The specific reason or reasons for the denial;
2.
The specific Plan provision(s) on which the decision is based;
3.
A statement that the Employee is entitled to receive upon request and free of charge, reasonable access to, and copies of, all documents, records and other information relevant to his or her claim for benefits;
4.
If a claim based on disability was denied in reliance upon an internal rule, guideline, protocol or other similar criterion, the internal rule guideline, protocol or other criteria will he described, or the notice will include a statement that a copy of such rule, guideline, protocol or other criteria will be provided free of charge upon request; and
5.
A statement that the Employee shall have a right to bring a civil action under Section 502(a) of ER1SA following exhaustion of the Plans' administrative processes.
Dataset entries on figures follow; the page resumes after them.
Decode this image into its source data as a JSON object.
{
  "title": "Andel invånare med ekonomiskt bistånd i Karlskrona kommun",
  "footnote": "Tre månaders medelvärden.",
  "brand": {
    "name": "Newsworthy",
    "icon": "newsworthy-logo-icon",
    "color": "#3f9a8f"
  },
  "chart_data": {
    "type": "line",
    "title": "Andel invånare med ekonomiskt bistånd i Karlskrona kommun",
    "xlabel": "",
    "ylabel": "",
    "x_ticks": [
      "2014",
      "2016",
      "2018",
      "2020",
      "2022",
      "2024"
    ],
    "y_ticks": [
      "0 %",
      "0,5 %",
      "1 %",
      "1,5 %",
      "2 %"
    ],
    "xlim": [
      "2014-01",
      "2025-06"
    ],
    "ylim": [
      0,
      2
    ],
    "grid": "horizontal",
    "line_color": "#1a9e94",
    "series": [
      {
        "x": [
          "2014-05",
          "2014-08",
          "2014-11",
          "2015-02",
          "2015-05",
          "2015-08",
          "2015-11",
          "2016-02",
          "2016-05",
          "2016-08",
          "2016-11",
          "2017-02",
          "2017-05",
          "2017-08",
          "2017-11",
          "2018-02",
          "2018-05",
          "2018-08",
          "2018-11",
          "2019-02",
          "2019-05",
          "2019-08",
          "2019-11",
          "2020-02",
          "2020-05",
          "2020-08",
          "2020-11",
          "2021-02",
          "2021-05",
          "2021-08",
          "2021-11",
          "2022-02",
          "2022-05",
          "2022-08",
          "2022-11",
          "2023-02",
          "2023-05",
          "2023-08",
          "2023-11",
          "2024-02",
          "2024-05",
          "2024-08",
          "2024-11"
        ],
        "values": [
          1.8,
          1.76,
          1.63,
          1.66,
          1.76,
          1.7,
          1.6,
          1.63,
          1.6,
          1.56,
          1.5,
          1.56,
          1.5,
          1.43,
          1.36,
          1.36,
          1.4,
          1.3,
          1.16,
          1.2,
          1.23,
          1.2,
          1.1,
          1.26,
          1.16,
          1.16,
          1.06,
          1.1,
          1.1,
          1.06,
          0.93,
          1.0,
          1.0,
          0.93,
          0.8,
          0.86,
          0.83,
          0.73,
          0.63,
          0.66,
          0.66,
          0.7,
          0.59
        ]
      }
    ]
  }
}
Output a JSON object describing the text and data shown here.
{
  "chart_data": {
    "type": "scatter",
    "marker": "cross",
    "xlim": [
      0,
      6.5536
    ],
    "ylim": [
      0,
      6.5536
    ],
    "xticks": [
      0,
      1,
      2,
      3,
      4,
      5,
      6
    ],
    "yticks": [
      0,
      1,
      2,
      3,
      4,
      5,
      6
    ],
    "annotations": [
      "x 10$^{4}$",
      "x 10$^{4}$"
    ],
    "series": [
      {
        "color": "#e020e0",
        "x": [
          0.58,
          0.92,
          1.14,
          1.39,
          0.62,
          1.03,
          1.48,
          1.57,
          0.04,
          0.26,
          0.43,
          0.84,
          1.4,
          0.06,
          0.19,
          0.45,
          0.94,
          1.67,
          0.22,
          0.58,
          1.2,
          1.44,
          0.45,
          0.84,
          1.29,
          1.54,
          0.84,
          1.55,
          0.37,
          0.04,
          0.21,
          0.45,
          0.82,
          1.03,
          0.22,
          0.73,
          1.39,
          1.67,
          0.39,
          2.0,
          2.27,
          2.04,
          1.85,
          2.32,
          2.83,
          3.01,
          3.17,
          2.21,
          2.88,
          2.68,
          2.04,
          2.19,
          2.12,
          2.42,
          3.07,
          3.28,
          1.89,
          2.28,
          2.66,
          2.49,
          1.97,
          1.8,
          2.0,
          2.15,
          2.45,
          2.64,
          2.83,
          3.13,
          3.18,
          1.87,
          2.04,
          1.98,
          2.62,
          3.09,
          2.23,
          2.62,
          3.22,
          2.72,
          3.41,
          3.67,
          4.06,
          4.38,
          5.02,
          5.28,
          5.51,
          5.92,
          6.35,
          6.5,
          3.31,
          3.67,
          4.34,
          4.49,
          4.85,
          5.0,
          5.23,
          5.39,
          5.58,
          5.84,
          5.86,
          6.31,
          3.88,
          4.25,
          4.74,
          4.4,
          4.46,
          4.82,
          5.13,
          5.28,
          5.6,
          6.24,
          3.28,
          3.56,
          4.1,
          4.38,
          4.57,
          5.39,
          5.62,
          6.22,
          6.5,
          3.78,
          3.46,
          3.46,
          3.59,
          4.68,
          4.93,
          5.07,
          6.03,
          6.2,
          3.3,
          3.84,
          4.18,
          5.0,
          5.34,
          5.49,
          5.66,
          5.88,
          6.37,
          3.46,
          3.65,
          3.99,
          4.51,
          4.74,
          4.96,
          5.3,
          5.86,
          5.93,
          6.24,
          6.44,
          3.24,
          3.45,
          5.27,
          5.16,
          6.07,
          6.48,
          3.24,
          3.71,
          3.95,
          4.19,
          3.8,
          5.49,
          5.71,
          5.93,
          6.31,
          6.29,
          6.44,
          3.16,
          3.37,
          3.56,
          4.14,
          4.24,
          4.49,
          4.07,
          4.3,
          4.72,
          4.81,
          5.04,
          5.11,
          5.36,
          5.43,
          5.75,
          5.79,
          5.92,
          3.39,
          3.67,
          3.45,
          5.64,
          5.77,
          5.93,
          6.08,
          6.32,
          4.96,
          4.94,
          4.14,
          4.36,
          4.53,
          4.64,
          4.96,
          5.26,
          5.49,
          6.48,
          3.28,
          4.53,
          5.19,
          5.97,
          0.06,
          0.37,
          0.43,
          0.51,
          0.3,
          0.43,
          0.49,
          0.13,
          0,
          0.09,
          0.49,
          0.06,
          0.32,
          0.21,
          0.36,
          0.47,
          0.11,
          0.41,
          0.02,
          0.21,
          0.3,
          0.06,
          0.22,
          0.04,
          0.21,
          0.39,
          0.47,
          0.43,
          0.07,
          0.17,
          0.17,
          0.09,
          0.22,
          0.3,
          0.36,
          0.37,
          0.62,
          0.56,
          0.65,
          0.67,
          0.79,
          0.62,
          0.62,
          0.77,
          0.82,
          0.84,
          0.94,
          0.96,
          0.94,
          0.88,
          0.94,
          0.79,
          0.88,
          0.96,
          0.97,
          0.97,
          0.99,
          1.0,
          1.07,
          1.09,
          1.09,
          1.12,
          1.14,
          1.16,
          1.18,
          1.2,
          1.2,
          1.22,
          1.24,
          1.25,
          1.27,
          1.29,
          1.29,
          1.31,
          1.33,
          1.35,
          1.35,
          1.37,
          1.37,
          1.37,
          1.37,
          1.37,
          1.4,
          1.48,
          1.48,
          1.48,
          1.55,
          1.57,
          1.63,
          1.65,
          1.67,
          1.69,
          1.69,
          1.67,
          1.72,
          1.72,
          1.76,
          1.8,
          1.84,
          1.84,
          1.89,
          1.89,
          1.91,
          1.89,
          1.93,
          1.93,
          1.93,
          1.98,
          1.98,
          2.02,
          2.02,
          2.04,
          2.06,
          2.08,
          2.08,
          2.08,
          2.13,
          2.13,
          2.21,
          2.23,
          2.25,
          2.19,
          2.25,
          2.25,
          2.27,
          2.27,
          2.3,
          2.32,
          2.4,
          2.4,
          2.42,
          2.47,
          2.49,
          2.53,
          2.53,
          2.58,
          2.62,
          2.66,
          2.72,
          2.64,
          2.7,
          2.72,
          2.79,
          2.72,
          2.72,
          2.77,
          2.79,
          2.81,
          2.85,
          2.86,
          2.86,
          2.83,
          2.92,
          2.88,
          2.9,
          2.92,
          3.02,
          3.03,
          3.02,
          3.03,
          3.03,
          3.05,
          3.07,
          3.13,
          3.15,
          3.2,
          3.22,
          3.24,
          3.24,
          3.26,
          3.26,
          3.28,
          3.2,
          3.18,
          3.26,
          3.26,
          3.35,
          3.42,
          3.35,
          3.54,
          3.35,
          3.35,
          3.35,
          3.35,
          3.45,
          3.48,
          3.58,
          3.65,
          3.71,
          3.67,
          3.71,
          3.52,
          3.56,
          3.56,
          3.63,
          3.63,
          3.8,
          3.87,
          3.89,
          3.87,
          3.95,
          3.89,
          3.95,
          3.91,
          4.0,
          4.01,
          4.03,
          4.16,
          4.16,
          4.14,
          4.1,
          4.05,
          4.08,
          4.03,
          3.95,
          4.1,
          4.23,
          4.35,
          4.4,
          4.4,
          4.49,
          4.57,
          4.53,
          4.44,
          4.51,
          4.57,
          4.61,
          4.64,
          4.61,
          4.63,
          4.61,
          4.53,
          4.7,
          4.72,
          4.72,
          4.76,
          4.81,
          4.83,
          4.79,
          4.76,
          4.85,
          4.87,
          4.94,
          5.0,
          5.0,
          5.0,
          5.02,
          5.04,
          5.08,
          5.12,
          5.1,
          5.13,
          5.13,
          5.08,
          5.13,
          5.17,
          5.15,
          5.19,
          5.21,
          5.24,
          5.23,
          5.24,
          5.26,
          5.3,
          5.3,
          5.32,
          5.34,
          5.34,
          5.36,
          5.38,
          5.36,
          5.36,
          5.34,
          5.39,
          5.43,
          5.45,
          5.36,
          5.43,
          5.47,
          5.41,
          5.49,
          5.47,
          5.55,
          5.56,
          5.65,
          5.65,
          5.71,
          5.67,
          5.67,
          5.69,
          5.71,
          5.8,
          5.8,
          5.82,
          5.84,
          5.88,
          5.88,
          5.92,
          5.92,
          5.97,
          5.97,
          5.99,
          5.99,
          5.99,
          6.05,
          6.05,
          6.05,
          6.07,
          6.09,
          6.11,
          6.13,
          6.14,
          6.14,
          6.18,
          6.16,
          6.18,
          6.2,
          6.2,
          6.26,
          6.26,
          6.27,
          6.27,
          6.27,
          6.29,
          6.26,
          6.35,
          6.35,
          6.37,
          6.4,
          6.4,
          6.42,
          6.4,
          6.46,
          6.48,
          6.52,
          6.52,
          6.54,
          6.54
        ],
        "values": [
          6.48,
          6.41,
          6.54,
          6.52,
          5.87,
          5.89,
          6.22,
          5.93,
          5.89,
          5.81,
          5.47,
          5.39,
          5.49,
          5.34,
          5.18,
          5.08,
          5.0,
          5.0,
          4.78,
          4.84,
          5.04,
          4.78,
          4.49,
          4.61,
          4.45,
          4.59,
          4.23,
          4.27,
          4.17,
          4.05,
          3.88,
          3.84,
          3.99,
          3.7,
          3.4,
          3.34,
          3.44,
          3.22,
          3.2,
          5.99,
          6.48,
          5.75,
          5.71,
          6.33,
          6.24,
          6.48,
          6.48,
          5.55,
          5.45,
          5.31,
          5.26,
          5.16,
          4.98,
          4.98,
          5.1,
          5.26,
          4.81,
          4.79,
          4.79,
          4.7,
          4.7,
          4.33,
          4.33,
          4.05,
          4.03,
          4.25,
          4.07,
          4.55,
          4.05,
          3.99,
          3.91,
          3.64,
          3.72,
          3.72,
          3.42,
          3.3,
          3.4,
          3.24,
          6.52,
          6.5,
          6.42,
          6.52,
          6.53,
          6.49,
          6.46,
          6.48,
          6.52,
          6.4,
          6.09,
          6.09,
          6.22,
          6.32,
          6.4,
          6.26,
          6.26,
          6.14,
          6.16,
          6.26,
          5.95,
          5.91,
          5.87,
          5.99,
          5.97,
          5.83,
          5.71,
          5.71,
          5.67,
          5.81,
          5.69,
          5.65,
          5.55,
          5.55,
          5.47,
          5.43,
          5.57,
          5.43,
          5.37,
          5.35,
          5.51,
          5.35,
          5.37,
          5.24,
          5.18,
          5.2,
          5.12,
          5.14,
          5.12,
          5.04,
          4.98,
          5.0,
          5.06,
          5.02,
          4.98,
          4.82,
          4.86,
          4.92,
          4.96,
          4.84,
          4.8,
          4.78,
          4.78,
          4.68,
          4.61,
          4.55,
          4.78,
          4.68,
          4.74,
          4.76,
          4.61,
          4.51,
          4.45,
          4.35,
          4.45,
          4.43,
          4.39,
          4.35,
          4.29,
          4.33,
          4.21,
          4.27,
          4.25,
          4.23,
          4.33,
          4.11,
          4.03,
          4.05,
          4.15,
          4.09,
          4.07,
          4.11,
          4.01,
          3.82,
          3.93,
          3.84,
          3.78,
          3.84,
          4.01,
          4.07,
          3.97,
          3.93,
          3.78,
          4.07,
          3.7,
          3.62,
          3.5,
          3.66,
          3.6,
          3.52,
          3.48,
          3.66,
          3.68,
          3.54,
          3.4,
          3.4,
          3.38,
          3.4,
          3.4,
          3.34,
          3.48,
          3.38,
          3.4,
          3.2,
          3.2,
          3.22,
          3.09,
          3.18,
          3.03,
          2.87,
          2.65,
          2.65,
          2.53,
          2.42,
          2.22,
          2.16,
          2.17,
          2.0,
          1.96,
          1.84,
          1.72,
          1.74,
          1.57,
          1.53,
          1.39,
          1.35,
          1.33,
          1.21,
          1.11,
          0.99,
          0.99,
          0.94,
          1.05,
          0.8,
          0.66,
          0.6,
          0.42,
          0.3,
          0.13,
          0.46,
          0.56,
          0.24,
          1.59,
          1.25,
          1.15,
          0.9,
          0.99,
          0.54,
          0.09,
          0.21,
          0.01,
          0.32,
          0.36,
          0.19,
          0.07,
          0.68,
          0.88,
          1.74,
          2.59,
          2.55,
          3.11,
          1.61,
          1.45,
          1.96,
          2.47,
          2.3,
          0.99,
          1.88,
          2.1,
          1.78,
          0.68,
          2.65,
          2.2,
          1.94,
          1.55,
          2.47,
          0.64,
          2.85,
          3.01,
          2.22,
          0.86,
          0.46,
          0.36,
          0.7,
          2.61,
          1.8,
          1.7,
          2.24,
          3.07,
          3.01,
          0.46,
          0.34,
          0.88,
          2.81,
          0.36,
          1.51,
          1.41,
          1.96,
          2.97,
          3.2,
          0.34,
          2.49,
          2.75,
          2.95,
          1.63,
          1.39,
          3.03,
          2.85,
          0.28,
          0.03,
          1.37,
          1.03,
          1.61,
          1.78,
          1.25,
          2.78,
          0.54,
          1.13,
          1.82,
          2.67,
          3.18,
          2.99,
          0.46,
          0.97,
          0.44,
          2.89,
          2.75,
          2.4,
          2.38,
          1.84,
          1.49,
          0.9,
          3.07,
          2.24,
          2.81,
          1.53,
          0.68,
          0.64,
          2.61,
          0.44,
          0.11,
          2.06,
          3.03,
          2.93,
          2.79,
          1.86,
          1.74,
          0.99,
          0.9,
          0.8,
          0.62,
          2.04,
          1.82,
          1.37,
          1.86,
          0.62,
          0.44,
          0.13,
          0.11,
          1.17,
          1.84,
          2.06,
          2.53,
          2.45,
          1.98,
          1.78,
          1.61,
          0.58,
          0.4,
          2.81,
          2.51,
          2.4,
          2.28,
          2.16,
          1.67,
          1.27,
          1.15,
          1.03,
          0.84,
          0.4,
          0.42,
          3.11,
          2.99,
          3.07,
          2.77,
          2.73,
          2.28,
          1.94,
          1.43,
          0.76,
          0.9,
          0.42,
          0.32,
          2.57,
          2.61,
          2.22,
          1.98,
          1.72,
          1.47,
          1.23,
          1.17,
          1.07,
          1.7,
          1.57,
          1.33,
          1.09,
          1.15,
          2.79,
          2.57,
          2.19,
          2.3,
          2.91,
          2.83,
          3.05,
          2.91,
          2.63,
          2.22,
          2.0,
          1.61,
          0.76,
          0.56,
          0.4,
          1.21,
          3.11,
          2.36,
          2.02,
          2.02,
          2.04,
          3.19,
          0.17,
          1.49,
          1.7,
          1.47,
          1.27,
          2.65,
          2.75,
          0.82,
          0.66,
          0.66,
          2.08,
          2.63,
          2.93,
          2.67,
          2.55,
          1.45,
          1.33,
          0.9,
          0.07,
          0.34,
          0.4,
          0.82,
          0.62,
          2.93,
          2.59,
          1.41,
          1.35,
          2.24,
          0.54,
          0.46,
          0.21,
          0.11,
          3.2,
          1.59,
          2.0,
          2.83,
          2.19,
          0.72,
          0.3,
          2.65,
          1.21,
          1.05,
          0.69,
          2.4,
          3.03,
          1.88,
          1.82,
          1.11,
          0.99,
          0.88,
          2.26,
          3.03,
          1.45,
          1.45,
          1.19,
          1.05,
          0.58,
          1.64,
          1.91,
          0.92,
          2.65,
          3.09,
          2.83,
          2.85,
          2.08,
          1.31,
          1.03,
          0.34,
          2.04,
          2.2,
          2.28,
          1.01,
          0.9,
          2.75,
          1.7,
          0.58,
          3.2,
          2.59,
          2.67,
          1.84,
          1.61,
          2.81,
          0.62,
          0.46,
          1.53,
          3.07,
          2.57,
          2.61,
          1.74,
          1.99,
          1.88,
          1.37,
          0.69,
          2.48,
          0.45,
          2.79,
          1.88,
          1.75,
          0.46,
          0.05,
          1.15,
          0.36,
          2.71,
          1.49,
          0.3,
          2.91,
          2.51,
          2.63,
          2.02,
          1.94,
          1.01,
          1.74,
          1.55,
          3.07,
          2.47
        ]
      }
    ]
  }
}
Discretionary Authority to Decide Claims and Appeals
The Administrative Committee, or its delegate, shall have full discretionary authority to determine eligibility under the Plan's terms, to interpret and apply the terms and provisions of the Plans, to resolve discrepancies and ambiguities, and to make final decisions on the appeal by an Employee of an initial denied claim. Subject to Compensation Committee review, the Administrative Committee's, or its delegate's, decision will be final and binding on all parties.
Right to File a Lawsuit Under ERISA
In the event an Employee's appeal under a Plan is denied by the Administrative Committee, or its delegate, he or she shall have the right to file a lawsuit under ERISA Section 502(a). Any such lawsuit must be filed within 12 months of the appeal having been denied. Any lawsuit filed shall be governed by ERISA, or to the extent not preempted, the laws of the State of New Jersey.
IN WITNESS WHEREOF, the Administrative Committee has caused this
amendment to be executed by its duly authorized representative this 6th day of April, 2017.